AN ARTIST showed his friend the decency of postal staff by sticking a stamp on a £5 note and posting it to him.

After seeing a Despatches documentary on Channel 4 on April 29 about dishonesty in the Post Office, 23-year-old town planner Matt Pell's cynical view on life was reaffirmed.

However, his lifelong friend Fred Higginson, 23, of Princes Rise, Lewisham, was keen to change his negative outlook.

On June 1, Fred stuck a first-class stamp and address onto a £5 note he owed Mr Pell and posted it at a postbox in Lewisham. Three days later it arrived at Mr Pell's Hackney home.

Mr Higginson said: "I'm glad it made it as I don't have £5 to waste but what was worth more to me was to show Matt, who has become increasingly cynical over the years, people can be honest and decent."

Ever the cynic, Mr Pell believes something other than honesty stopped the note from being pocketed.

He said: "I think people didn't take it because they were scared to. They probably thought someone would see them if they pocketed it."

According to Royal Mail, which delivers 82 million items daily, the £5 note could have passed under the eyes of hundreds of postal staff as it made its journey.

A Royal Mail spokesman said: "Royal Mail strongly advises customers never to send cash through the post. One of the reasons being it could get damaged."

The Communication Workers Union (CWU), which represents 300,000 workers in the communications industry, says the experiment shows the majority of postal staff are honest.

CWU deputy general secretary Dave Ward said: "I am sure this rather bizarre experiment reflects the true honesty of postmen and women far better than Channel 4 managed to do."

However, Channel 4 defended its documentary.

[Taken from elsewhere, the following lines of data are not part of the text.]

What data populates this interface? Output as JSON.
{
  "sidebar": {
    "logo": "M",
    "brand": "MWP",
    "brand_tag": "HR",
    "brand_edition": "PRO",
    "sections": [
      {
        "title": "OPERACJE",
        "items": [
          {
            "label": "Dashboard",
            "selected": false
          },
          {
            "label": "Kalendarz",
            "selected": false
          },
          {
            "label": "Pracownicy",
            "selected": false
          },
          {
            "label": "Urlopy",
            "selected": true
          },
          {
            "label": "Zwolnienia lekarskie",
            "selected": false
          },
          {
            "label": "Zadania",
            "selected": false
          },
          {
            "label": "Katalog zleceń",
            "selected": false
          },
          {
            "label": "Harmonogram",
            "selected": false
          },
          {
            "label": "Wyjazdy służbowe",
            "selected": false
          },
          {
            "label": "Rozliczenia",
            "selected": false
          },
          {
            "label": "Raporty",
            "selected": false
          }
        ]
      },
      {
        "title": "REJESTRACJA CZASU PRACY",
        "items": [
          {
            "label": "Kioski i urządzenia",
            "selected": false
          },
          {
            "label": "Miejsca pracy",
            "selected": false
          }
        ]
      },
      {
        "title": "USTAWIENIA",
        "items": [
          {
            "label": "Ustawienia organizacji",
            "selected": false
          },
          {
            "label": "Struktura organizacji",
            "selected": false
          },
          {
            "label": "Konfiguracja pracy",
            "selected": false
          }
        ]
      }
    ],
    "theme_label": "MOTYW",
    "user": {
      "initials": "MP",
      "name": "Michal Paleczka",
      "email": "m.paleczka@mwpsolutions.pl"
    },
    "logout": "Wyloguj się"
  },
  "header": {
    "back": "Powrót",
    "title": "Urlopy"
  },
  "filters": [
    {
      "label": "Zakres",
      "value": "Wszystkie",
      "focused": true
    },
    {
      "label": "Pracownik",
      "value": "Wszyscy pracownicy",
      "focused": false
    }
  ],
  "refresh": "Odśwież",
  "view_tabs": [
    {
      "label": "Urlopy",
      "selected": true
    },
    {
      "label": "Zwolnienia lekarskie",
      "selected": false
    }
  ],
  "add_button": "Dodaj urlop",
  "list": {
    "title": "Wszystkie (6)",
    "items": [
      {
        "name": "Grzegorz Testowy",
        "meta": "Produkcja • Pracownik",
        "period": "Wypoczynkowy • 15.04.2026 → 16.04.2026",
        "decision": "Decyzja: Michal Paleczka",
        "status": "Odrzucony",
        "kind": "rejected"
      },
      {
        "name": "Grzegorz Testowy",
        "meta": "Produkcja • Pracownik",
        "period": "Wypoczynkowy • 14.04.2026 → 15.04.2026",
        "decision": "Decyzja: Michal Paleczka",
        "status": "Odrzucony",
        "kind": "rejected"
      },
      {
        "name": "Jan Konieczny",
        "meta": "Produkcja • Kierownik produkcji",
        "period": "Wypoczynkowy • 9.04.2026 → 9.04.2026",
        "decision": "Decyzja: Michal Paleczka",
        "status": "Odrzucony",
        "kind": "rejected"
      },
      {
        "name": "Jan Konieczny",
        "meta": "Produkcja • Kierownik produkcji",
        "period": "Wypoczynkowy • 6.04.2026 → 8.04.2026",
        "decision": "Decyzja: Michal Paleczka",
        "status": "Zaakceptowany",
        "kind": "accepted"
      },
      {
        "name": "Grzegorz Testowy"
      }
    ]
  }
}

A spokesman said: "Our film was not trying to imply all postal workers are dishonest but it did contain compelling evidence of theft by some postal workers."



Route of the fiver
After being collected by a driver at the Lewisham Hill post box, the mail is taken to a sorting office in Nine Elms, London At the Nine Elms sorting office the post is sorted into first and second-class post on a conveyor belt used by hundreds of staff At the same office it is then sorted into the area of its destination before being delivered by van to the local delivery office From Hackney delivery office mail is sorted into posties' individual rounds before being delivered to its destination address.